The work has also brought me closer to understanding the technical reasons why such inequalities develop inside the models. The problem is far deeper than gaps in training data. By design, LLMs also tend to reproduce and reinforce the most statistically prevalent ideas, creating a feedback loop that narrows the scope of accessible human knowledge.

Why so? The internal representation of knowledge in an LLM is not uniform. Concepts that appear more frequently, more prominently or across a wider range of contexts in the training data tend to be more strongly encoded. For example, if pizza is commonly mentioned as a favourite food across a broad set of training texts, when asked “what’s your favourite food?”, the model is more likely to respond with “pizza” because that association is more statistically prominent.

More subtly, the model’s output distribution does not directly reflect the frequency of ideas in the training data. Instead, LLMs often amplify dominant patterns or ideas in a way that distorts their original proportions. This phenomenon can be referred to as “mode amplification”.

And beyond merely reflecting existing knowledge hierarchies, GenAI has the capacity to amplify them, as human behaviour changes alongside it. The integration of AI overviews in search engines, along with the growing popularity of AI-powered search engines such as Perplexity, underscores this shift.

As AI-generated content has started to fill the internet, it adds another layer of amplification to ideas that are already popular online. The internet, as the primary source of knowledge for AI models, becomes recursively influenced by the very outputs those models generate. With each training cycle, new models increasingly rely on AI-generated content. This risks creating a feedback loop where dominant ideas are continuously amplified while long-tail or niche knowledge fades from view.

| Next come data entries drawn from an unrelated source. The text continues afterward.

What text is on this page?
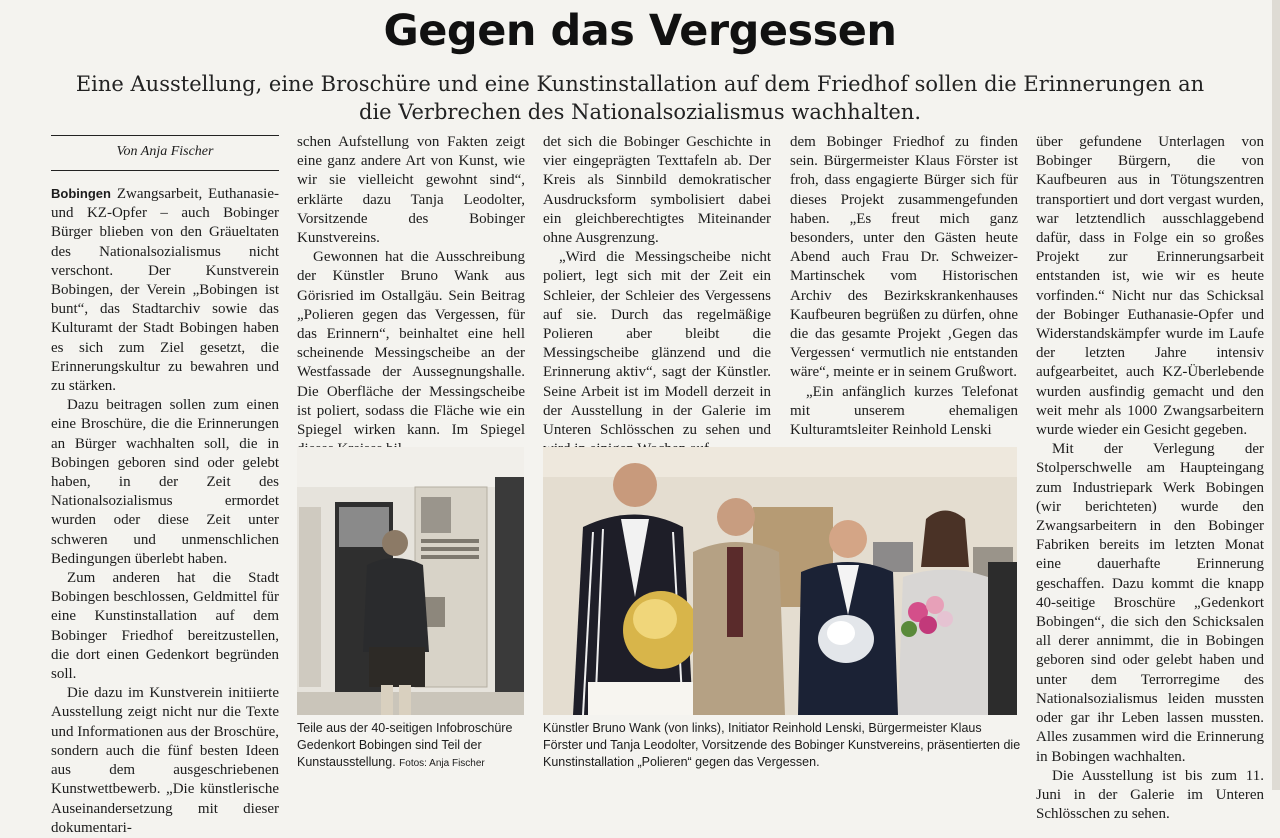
Gegen das Vergessen
Eine Ausstellung, eine Broschüre und eine Kunstinstallation auf dem Friedhof sollen die Erinnerungen an die Verbrechen des Nationalsozialismus wachhalten.
Von Anja Fischer

Bobingen Zwangsarbeit, Euthanasie- und KZ-Opfer – auch Bobinger Bürger blieben von den Gräueltaten des Nationalsozialismus nicht verschont. Der Kunstverein Bobingen, der Verein „Bobingen ist bunt“, das Stadtarchiv sowie das Kulturamt der Stadt Bobingen haben es sich zum Ziel gesetzt, die Erinnerungskultur zu bewahren und zu stärken.

Dazu beitragen sollen zum einen eine Broschüre, die die Erinnerungen an Bürger wachhalten soll, die in Bobingen geboren sind oder gelebt haben, in der Zeit des Nationalsozialismus ermordet wurden oder diese Zeit unter schweren und unmenschlichen Bedingungen überlebt haben.

Zum anderen hat die Stadt Bobingen beschlossen, Geldmittel für eine Kunstinstallation auf dem Bobinger Friedhof bereitzustellen, die dort einen Gedenkort begründen soll.

Die dazu im Kunstverein initiierte Ausstellung zeigt nicht nur die Texte und Informationen aus der Broschüre, sondern auch die fünf besten Ideen aus dem ausgeschriebenen Kunstwettbewerb. „Die künstlerische Auseinandersetzung mit dieser dokumentari-

schen Aufstellung von Fakten zeigt eine ganz andere Art von Kunst, wie wir sie vielleicht gewohnt sind“, erklärte dazu Tanja Leodolter, Vorsitzende des Bobinger Kunstvereins.

Gewonnen hat die Ausschreibung der Künstler Bruno Wank aus Görisried im Ostallgäu. Sein Beitrag „Polieren gegen das Vergessen, für das Erinnern“, beinhaltet eine hell scheinende Messingscheibe an der Westfassade der Aussegnungshalle. Die Oberfläche der Messingscheibe ist poliert, sodass die Fläche wie ein Spiegel wirken kann. Im Spiegel

det sich die Bobinger Geschichte in vier eingeprägten Texttafeln ab. Der Kreis als Sinnbild demokratischer Ausdrucksform symbolisiert dabei ein gleichberechtigtes Miteinander ohne Ausgrenzung.

„Wird die Messingscheibe nicht poliert, legt sich mit der Zeit ein Schleier, der Schleier des Vergessens auf sie. Durch das regelmäßige Polieren aber bleibt die Messingscheibe glänzend und die Erinnerung aktiv“, sagt der Künstler. Seine Arbeit ist im Modell derzeit in der Ausstellung in der Galerie im Unteren Schlösschen zu sehen und

dem Bobinger Friedhof zu finden sein. Bürgermeister Klaus Förster ist froh, dass engagierte Bürger sich für dieses Projekt zusammengefunden haben. „Es freut mich ganz besonders, unter den Gästen heute Abend auch Frau Dr. Schweizer-Martinschek vom Historischen Archiv des Bezirkskrankenhauses Kaufbeuren begrüßen zu dürfen, ohne die das gesamte Projekt ‚Gegen das Vergessen‘ vermutlich nie entstanden wäre“, meinte er in seinem Grußwort.

„Ein anfänglich kurzes Telefonat mit unserem ehemaligen Kulturamtsleiter Reinhold Lenski

über gefundene Unterlagen von Bobinger Bürgern, die von Kaufbeuren aus in Tötungszentren transportiert und dort vergast wurden, war letztendlich ausschlaggebend dafür, dass in Folge ein so großes Projekt zur Erinnerungsarbeit entstanden ist, wie wir es heute vorfinden.“ Nicht nur das Schicksal der Bobinger Euthanasie-Opfer und Widerstandskämpfer wurde im Laufe der letzten Jahre intensiv aufgearbeitet, auch KZ-Überlebende wurden ausfindig gemacht und den weit mehr als 1000 Zwangsarbeitern wurde wieder ein Gesicht gegeben.

Mit der Verlegung der Stolperschwelle am Haupteingang zum Industriepark Werk Bobingen (wir berichteten) wurde den Zwangsarbeitern in den Bobinger Fabriken bereits im letzten Monat eine dauerhafte Erinnerung geschaffen. Dazu kommt die knapp 40-seitige Broschüre „Gedenkort Bobingen“, die sich den Schicksalen all derer annimmt, die in Bobingen geboren sind oder gelebt haben und unter dem Terrorregime des Nationalsozialismus leiden mussten oder gar ihr Leben lassen mussten. Alles zusammen wird die Erinnerung in Bobingen wachhalten.

Die Ausstellung ist bis zum 11. Juni in der Galerie im Unteren Schlösschen zu sehen.

Teile aus der 40-seitigen Infobroschüre Gedenkort Bobingen sind Teil der Kunstausstellung. Fotos: Anja Fischer
Künstler Bruno Wank (von links), Initiator Reinhold Lenski, Bürgermeister Klaus Förster und Tanja Leodolter, Vorsitzende des Bobinger Kunstvereins, präsentierten die Kunstinstallation „Polieren“ gegen das Vergessen.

The AI researcher Andrew Peterson describes this phenomenon as “knowledge collapse”: a gradual narrowing of the information humans can access, along with a declining awareness of alternative or obscure viewpoints. As LLMs are trained on data shaped by previous AI outputs, underrepresented knowledge can become less visible – not because it lacks merit, but because it is less frequently retrieved or cited. Peterson also warns of the “streetlight effect”, named after the joke where a person searches for lost keys under a streetlight at night because that’s where the light is brightest. In the context of AI, this would be people searching where it’s easiest rather than where it’s most meaningful. Over time, this would result in a degenerative narrowing of the public knowledge base.

Allow me to summarize:
AI inevitably generates model collapse and knowledge collapse.
AI extinguishes fulfillment by extinguishing the tacit knowledge of doing.
This concentrates power in the hands of those who own and control the AI gearing while disempowering everyone who accepts AI’s dripline of “answers” and implicit promise that purposeless idleness is fulfillment when it is actually a prison of debilitating powerlessness.